Saturday, November 9, 2013

The Inexorable Rampage of Mr Prendergast

Great title, eh? Yep, it's up and on the move again. Surfaced from beneath the pedestrian precinct of a shopping centre in Farnborough and as I write, threatens to lay waste to an example of urban blight that should have been razed to the ground years ago.

I am not getting involved; laissez faire I believe is the expression. Rather like watching a disaster unfold on the TV news. Or picking at a scab. Besides which, our task force is hors de combat (more impressive sounding eurobabble). Groida has fallen over and hurt himself. Diddums. Isn't it suspiciously fortunate that the Emperor of Inadequacy should graze all his knees just as heroic effort is required? Oh dear, the tube of Germolene has mysteriously disappeared.

I wouldn't recommend him for a job polishing the urinals at the Florence Nabbles Oompah Academy (and didn't; my vitriolic reference was a masterpiece of sarcasm and character assassination). The rest of our merry band are laid up with wobbly tummies after sampling Auntie P's first batch of Xmas puds. Not my good self, of course. Once poisoned, twice shy.

My only regret is not running a book on where our iron numpty would next emerge from the Earth's crust. Lack of corporate sponsorship was another failure of forward thinking, but I can't be held responsible for all policy decisions when I have such a dysfunctional crew to deal with.

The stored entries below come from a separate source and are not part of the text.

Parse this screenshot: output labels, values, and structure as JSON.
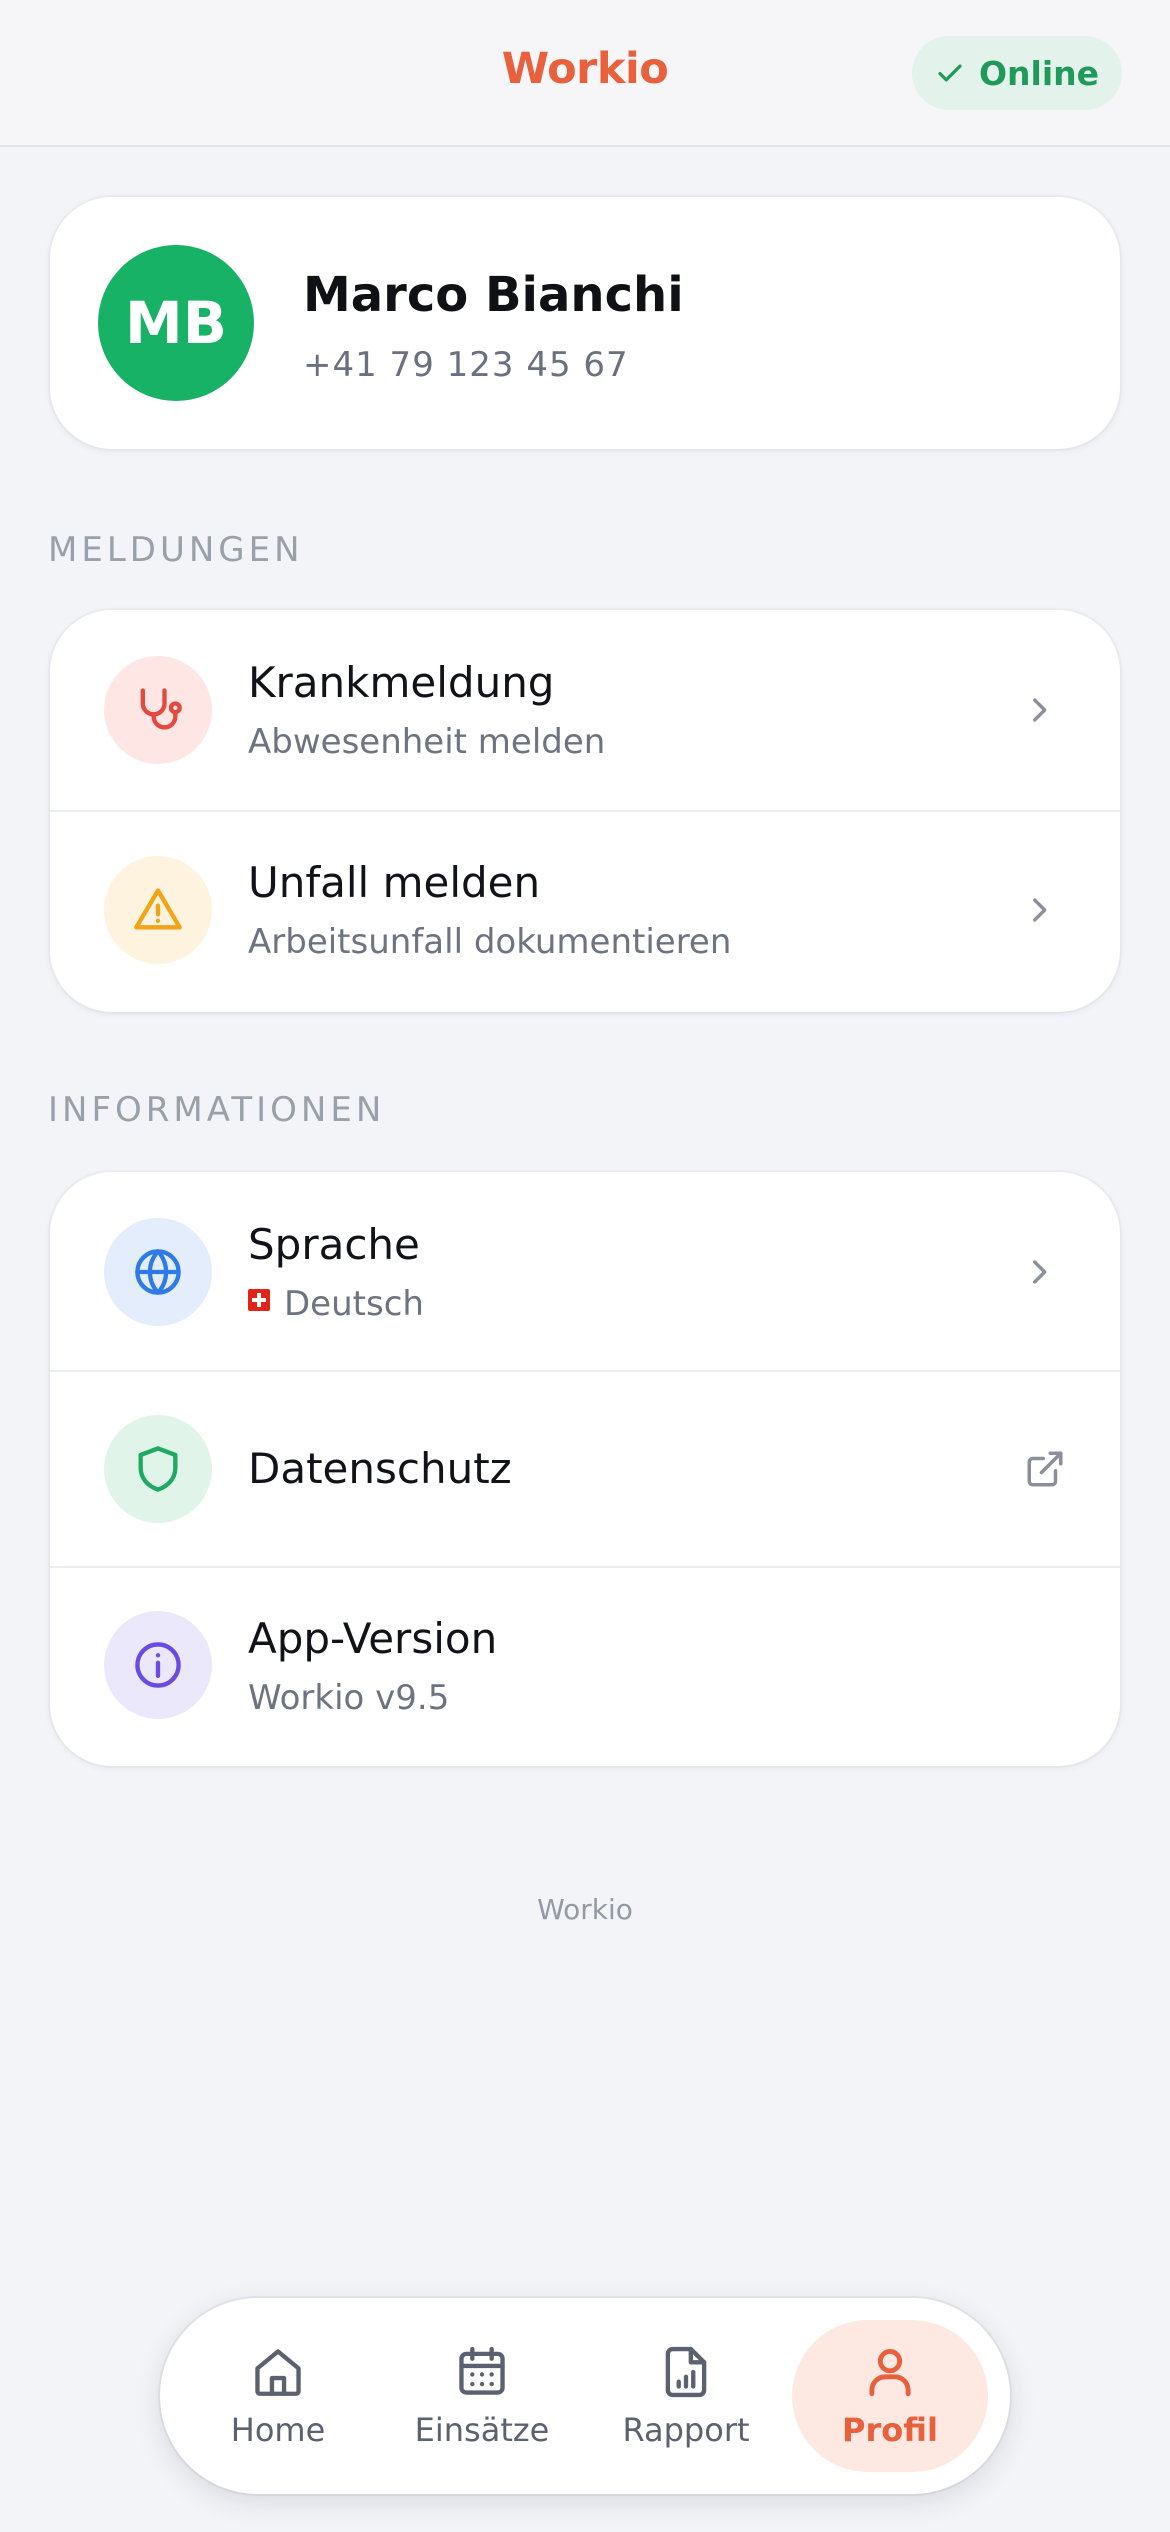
{
  "header": {
    "title": "Workio",
    "status": {
      "label": "Online",
      "icon": "check-icon",
      "color": "#1f9a5a"
    }
  },
  "profile": {
    "initials": "MB",
    "name": "Marco Bianchi",
    "phone": "+41 79 123 45 67",
    "avatar_color": "#18b266"
  },
  "sections": {
    "meldungen": {
      "label": "MELDUNGEN",
      "items": [
        {
          "title": "Krankmeldung",
          "subtitle": "Abwesenheit melden",
          "icon": "stethoscope-icon",
          "action": "chevron-right-icon"
        },
        {
          "title": "Unfall melden",
          "subtitle": "Arbeitsunfall dokumentieren",
          "icon": "warning-icon",
          "action": "chevron-right-icon"
        }
      ]
    },
    "informationen": {
      "label": "INFORMATIONEN",
      "items": [
        {
          "title": "Sprache",
          "subtitle": "Deutsch",
          "icon": "globe-icon",
          "flag": "swiss-flag-icon",
          "action": "chevron-right-icon"
        },
        {
          "title": "Datenschutz",
          "icon": "shield-icon",
          "action": "external-link-icon"
        },
        {
          "title": "App-Version",
          "subtitle": "Workio v9.5",
          "icon": "info-icon"
        }
      ]
    }
  },
  "footer": {
    "brand": "Workio"
  },
  "bottom_nav": {
    "items": [
      {
        "label": "Home",
        "icon": "home-icon",
        "active": false
      },
      {
        "label": "Einsätze",
        "icon": "calendar-icon",
        "active": false
      },
      {
        "label": "Rapport",
        "icon": "report-icon",
        "active": false
      },
      {
        "label": "Profil",
        "icon": "user-icon",
        "active": true
      }
    ]
  },
  "colors": {
    "accent": "#e8603c",
    "success": "#1f9a5a"
  }
}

Yet it may not be too late. If the unruly automaton digs in again, I urge you to be vigilant. Should it explode like a mad mole from the sod at a location near you, get in touch and you may be eligible for a prize. I am sure you would relish a large consignment of canned fruit, near to or just past its sell-by date. Registration pledges in Krugerrands or luncheon vouchers, please.